Masyarakat Indonesia cukup beruntung. Wikipedia bisa jadi rujukan buat nyari padanan lokal bahasa asing yang sebenernya cukup nyaman di telinga. Misal pelantang sebagai padanan buat loudspeaker, purwarupa untuk prototype, atau klub janapada buat country club.
Terus terang, istilah bernuansa lokal itu kadang membantu kadang bikin repot. Sebagai penikmat acara masak di teve (konon yang bener begini bacanya, walaupun mahluk se-Indonesia Raya lebih suka menyebutnya tivi), saya mulai terbiasa mendengar kata penanggah atau sepen sebagai sinonim kata pantri.

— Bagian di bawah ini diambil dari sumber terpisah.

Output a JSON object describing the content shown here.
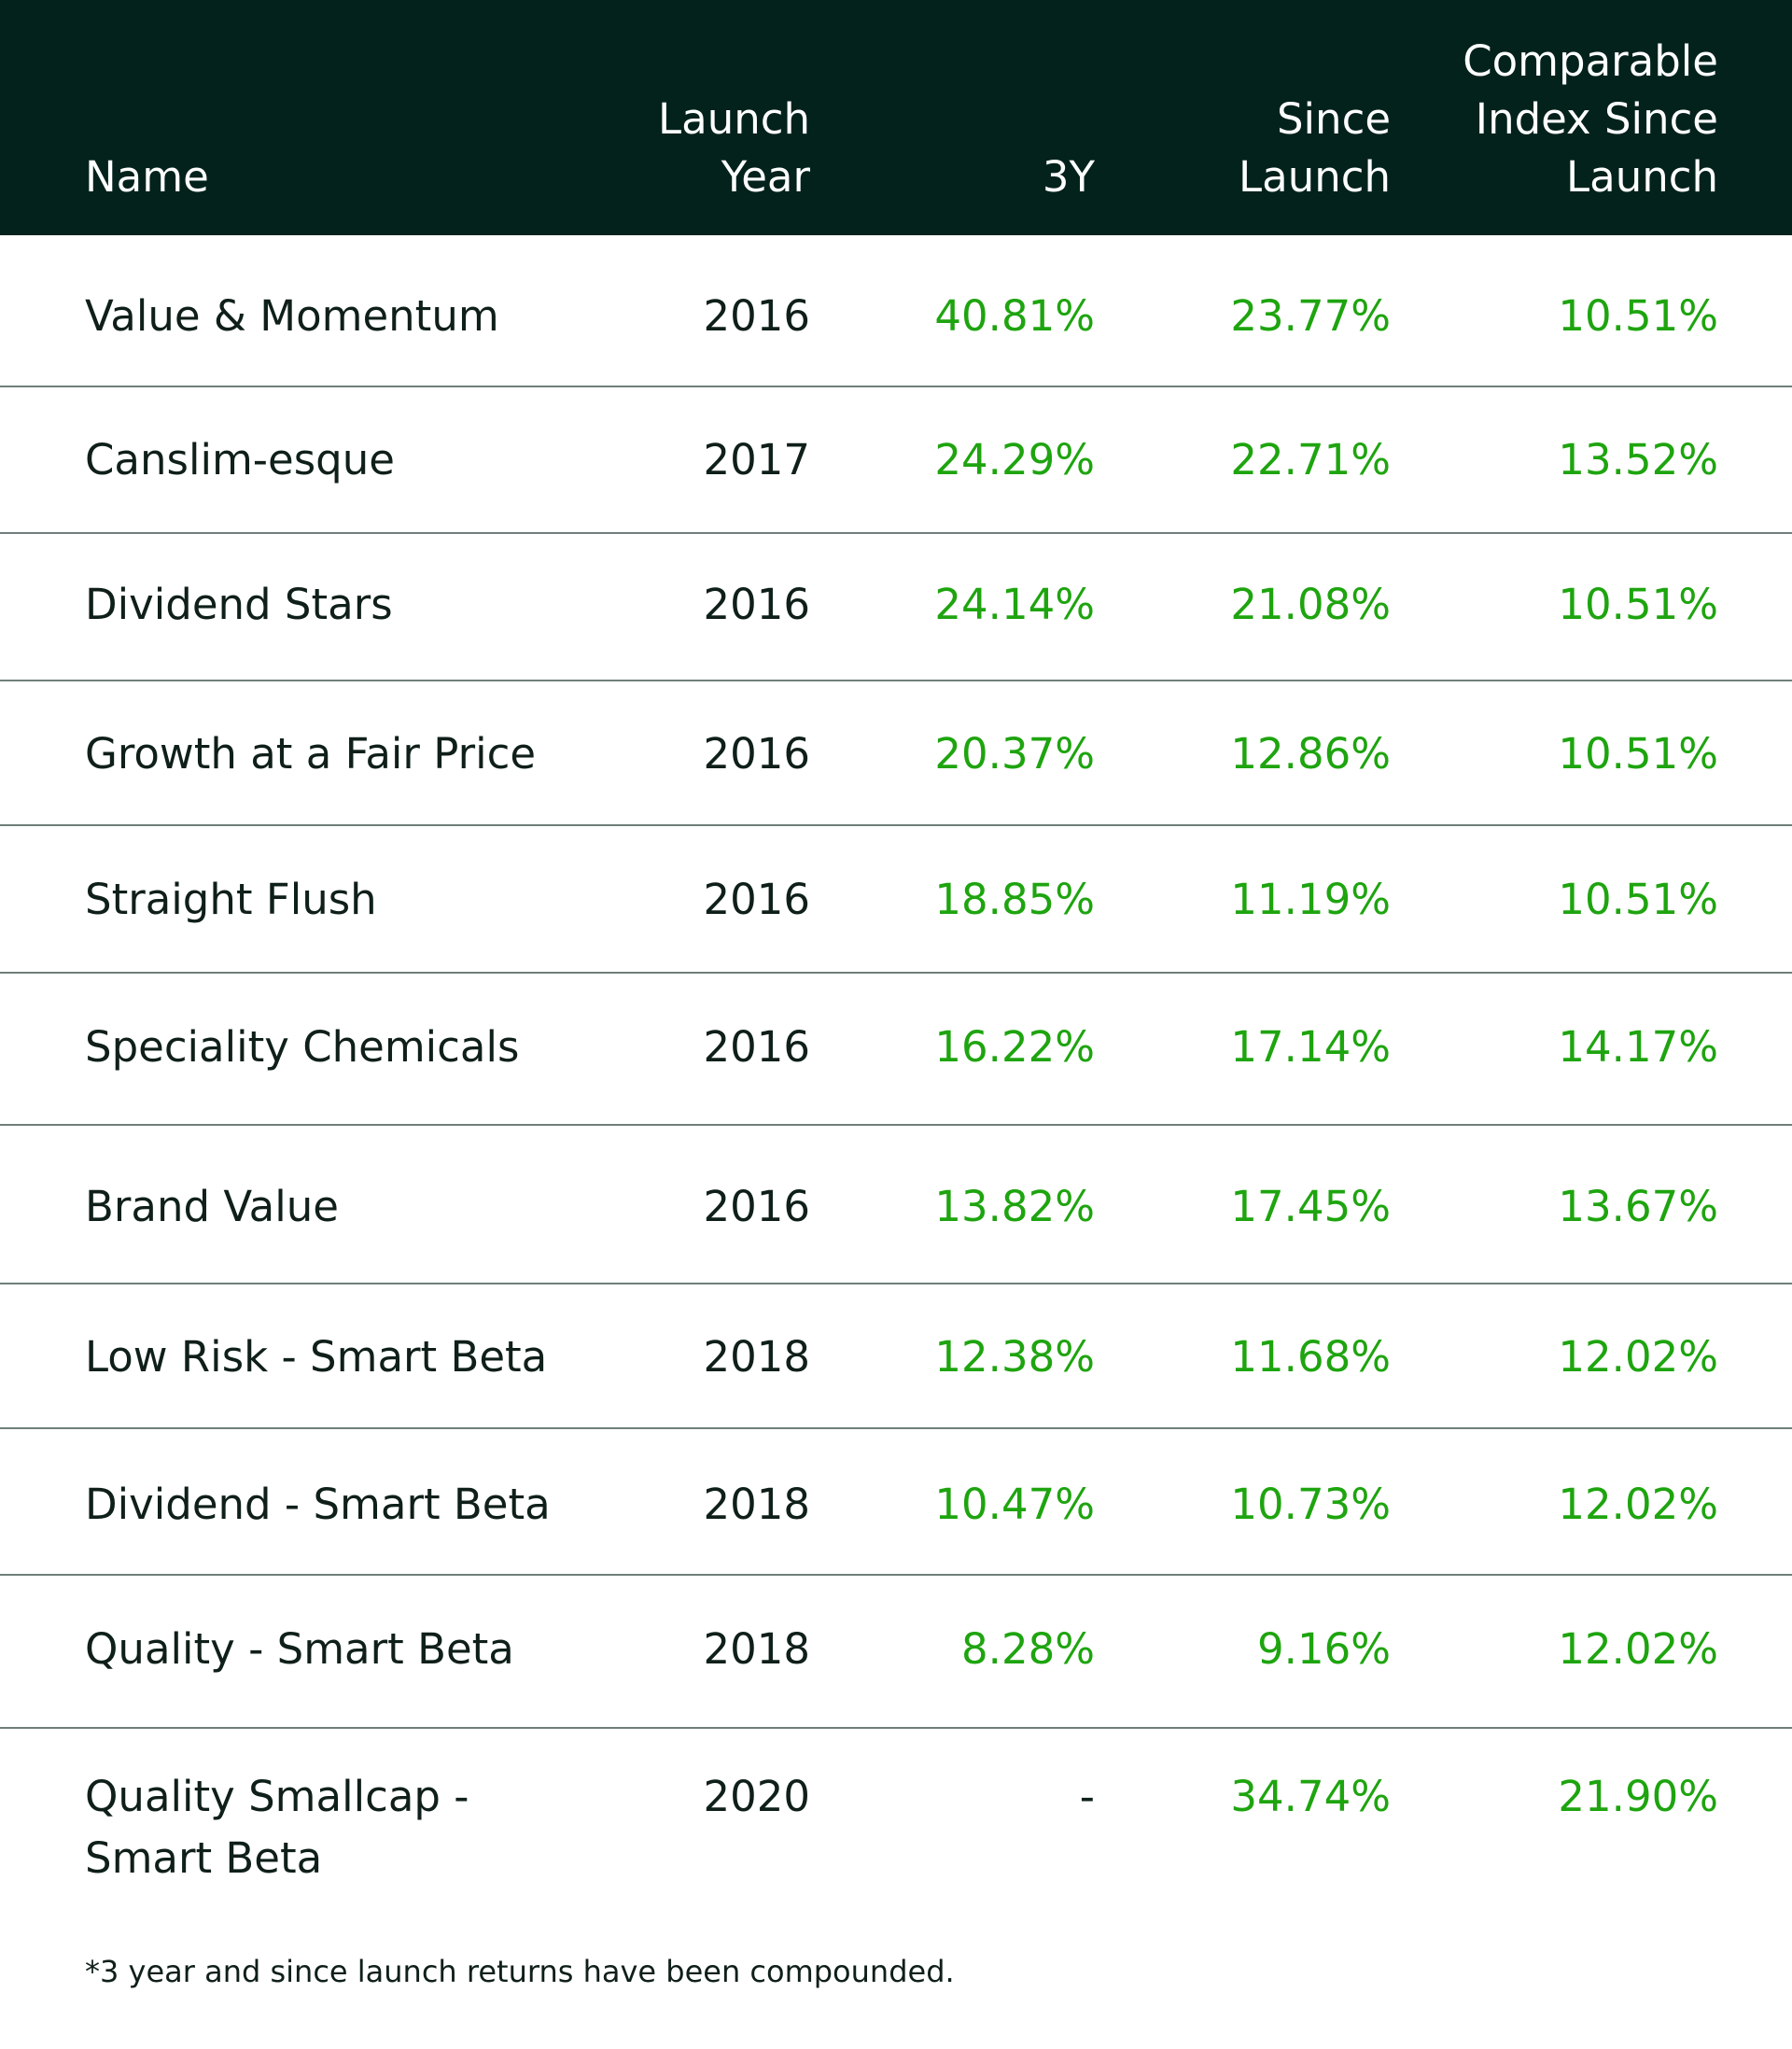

Cuman saya nggak bisa seenak itu make kata sepen atau penanggah kalau saya ada di kantor, terutama kalau lagi ngobrol. Kalau udah terbiasa ga majalah, tapi alih-alih kopi yang kita minta cepet jadi, kita malah ngasih kuliah bahasa dulu ke mas atau mbak pramukantor. Begitu juga kalau kita minta tolong orang lain untuk diambilin sesuatu di atas nakas.
Ngomong-ngomong tentang nuansa lokal, saya sendiri termasuk yang kagok pas nemu kata "sanggraloka" di salah satu serial Jepun, terutama di bagian judul episode. Yang bikin saya kagok sebenernya bukan kata sanggralokanya, tapi karena saya nggak terlalu akrab dengan istilah=istilah lokal yang dipakai.
Kebenaran di episode tersebut, di beberapa adegan yang sebenernya emang berdekatan dan nyambung, muncul istilah-istilah seperti pengulas restoran, sanggraloka, dan saya lupa istilah apa lagi di bagian sulih teksnya yang bikin saya jadi kurang bisa nangkep jalan ceritanya.
Sebenernya nggak masalah kalok waktu kata itu nongol, langsung ada adegan orang ngejogrok di sanggraloka, lah ini yang ada malah orang makan sushi di kedai sushi. Buat orang-orang yang blom ngeh kalok sanggraloka itu resor wajar kalau mereka eh saya garuk-garuk kepala.
Itulah pentingnya kita ngeh sama konteks, terutama untuk hal-hal yang baru.
Menarik juga buat nyaksiin bagaimana istilah yang padanannya udah saklek bisa diterjemahkan berbeda di lapangan, termasuk di dalamnya untuk subtitle alias sulih teks.
Jujur, saya sendiri lebih suka istilah subtitle dipadanin sama istilah alih atau sulih bahasa, meski ujungnya bisa rancu dengan istilah "terjemahan" atau "diterjemahkan oleh", di lapangan, istilah sulih atau alih bahasa nggak bikin saya kagok.
Poin nggak saklek ini juga saya temuin di serial Jepun Zettai Reido musim terbaru beberapa waktu lalu. Nggak tau apakah istilah yang dipake merupakanan padanan dari kata bully atau bukan, tapi berdasarkan konteks, alih-alih pake kata sasaran perundungan atau perisakan, penerjemahnya, kalau ngga salah waktu itu, justru dengan jeli make istilah "ia kerap menjadi sasaran kebencian."
Penggunaan istilah sasaran kebencian tentu saja bukan tanpa alasan. Kebetulan, karakter yang dimaksud memang dirundung teman satu panti asuhan hanya lantaran ia menjadi korban yang selamat saat ayahnya mencoba bunuh diri dengan menggunakan gas beracun yang sengaja ia sebarkan di gedung bioskop.